Can you tell I’m a fan? The Amos Institute uses a functional medicine approach to treating cognitive decline because this is the answer to chronic disease. The clients who walk through our doors are not satisfied with the answers they’ve gotten through conventional, or mainstream medicine. The pharmaceutical industry- the face of conventional medicine- and the medications that they promote, have failed us miserably. Not one pharmaceutical on the market can stop the progression of Alzheimer’s disease. In fact, they often result in nasty side effects, while promising to (possibly and minimally) slow the progression of the disease. Despite this, the pharmaceutical industry continues to make billions of dollars, and yet not one person has regained their cognitive abilities following this approach. The ‘pills’ sold by the pharmaceutical companies are the so-called ‘gold standard’ of treatment, which is completely outrageous. This is a band aid approach- and it does absolutely nothing to address the underlying problem. The issue is that conventional medicine looks at disease as a problem with just one organ. In Alzheimer’s disease, it’s the brain. But the body is intricately connected. All of the body systems are affected by each other. And our lifestyle, meaning the foods we eat (or the foods we don’t eat), our level of physical activity, our sleep patterns and sleep hygiene, and our stress level, has a direct impact on all of our body systems. Even our mental, emotional, and spiritual health has a massive impact on our physical well being and the manifestation of disease.

The Bredesen Protocol follows a functional medicine approach because it allows us to identify the metabolic and lifestyle contributors that have contributed to the disease. We can then address the contributors, one by one, to correct imbalances, meanwhile providing you, through lifestyle intervention, with the foundation that will bring you back into full cognitive health. But with all chronic diseases, functional medicine is the future. If we have any chance of getting ahead of the raging chronic disease rates, it’s through a functional medicine approach. It’s not through the next, new, heinously expensive drug.

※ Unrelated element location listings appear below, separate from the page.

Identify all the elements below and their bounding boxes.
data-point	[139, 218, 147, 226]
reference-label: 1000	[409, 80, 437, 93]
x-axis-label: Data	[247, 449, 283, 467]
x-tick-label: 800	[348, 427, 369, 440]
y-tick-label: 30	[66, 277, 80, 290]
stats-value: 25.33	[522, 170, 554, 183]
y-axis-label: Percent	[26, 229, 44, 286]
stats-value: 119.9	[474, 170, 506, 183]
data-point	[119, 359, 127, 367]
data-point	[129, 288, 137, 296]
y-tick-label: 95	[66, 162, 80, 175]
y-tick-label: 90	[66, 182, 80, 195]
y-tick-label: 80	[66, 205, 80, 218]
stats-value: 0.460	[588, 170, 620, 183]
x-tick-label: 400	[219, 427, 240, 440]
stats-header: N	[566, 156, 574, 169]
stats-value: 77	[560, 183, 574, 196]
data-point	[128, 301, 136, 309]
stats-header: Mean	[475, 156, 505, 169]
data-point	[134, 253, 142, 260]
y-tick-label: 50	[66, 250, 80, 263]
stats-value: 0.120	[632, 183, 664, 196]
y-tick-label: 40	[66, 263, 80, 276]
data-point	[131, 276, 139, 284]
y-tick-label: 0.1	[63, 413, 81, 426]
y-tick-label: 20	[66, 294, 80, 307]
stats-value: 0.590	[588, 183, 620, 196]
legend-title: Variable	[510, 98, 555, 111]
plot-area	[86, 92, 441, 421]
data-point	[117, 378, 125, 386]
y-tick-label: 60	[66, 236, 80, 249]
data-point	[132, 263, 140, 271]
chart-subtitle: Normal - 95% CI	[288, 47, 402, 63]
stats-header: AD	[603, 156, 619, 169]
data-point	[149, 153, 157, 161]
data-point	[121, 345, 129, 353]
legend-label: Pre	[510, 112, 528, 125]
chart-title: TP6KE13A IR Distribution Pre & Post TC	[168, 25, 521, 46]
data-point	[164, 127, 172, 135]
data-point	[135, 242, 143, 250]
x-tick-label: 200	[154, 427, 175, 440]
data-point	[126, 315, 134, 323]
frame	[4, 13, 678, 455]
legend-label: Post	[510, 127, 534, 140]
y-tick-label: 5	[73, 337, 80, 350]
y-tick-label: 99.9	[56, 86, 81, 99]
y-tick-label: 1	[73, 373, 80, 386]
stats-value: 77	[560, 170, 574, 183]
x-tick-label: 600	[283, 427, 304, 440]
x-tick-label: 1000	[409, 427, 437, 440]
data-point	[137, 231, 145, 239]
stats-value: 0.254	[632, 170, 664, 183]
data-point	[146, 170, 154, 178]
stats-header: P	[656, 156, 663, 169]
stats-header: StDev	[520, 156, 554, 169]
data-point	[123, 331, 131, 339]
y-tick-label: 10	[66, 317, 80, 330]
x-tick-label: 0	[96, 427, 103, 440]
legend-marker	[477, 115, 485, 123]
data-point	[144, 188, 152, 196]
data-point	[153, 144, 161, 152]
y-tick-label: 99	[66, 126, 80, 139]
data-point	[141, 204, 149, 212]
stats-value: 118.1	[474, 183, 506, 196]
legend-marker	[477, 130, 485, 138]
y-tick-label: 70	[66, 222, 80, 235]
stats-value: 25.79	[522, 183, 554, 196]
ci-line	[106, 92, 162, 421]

At the Amos Institute, we are trained in functional medicine through the Institute for Functional Medicine, the gold standard for education and training in the functional medicine approach. More and more health care practitioners are taking part in this cutting edge training. Unfortunately, the healthcare system is centuries behind us. My hope is that someday soon, this type of approach will become the norm, so that we can heal rather than just medicate. Until then, as the educated consumer, ask your practitioners about their training. Ask your doctors, dietitians, nutritionists, nurse practitioners, if they’ve been trained in functional medicine. You are in charge of your own care. The journey of healing starts here.

References:

1.) Ward et al. (2014). Multiple chronic conditions among US adults: a 2012 update. Prev Chronic Dis, 11 (E62). doi: 10.5888/pcd11.130389

2.) Wang et al. (2016). Global, regional, and national life expectancy, all-cause mortality, and cause-specific mortality for 249 causes of death, 1980-2015: a systematic analysis for the Global Burden of Disease Study 2015. Lancet, 388(10053):1459-1544. doi: 10.1016/S0140-6736(16)31012-1.